Modern microprocessors exploit data level parallelism through in-core data-parallel accelerators in the form of short vector ISA extensions such as SSE/AVX and NEON. Although these ISA extensions have existed for decades, compilers do not generate good quality, high-performance vectorized code without significant programmer intervention and manual optimization.
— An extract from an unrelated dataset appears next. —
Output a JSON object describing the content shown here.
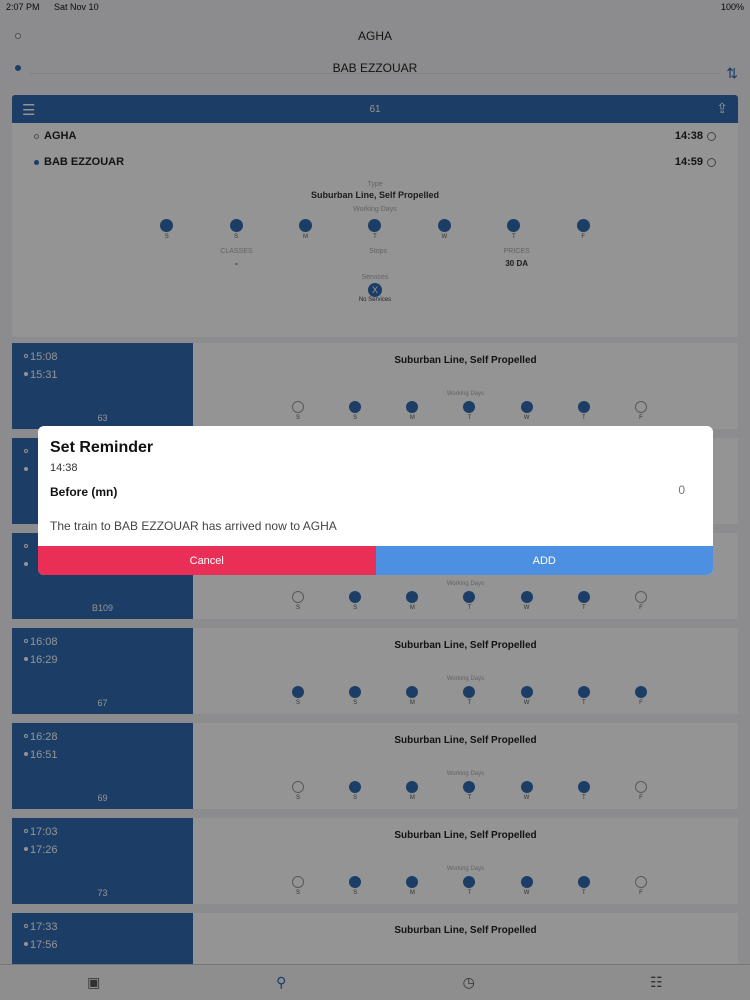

The fundamental problem is that the architecture is too rigid, which overly complicates the compiler's role and simultaneously restricts the types of codes that the compiler can profitably map to these data-parallel accelerators. We take a fundamentally new approach that first makes the architecture more flexible and exposes this flexibility to the compiler. Counter-intuitively, increasing the complexity of the accelerator's interface to the compiler enables a more robust and efficient system that supports many types of codes. This system also enables the performance of auto-acceleration to be comparable to that of manually-optimized implementations. To address the challenges of compiling for flexible accelerators, we propose a variant of Program Dependence Graph called the Access Execute Program Dependence Graph to capture spatio-temporal aspects of memory accesses and computations. We implement a compiler that uses this representation and evaluate it by considering both a suite of kernels developed and tuned for SSE, and "challenge" data-parallel applications, the Parboil benchmarks. We show that our compiler, which targets the DySER accelerator, provides high-quality code for the kernels and full applications, commonly reaching within 30% of manually-optimized and out-performs compiler-produced SSE code by 1.8 times.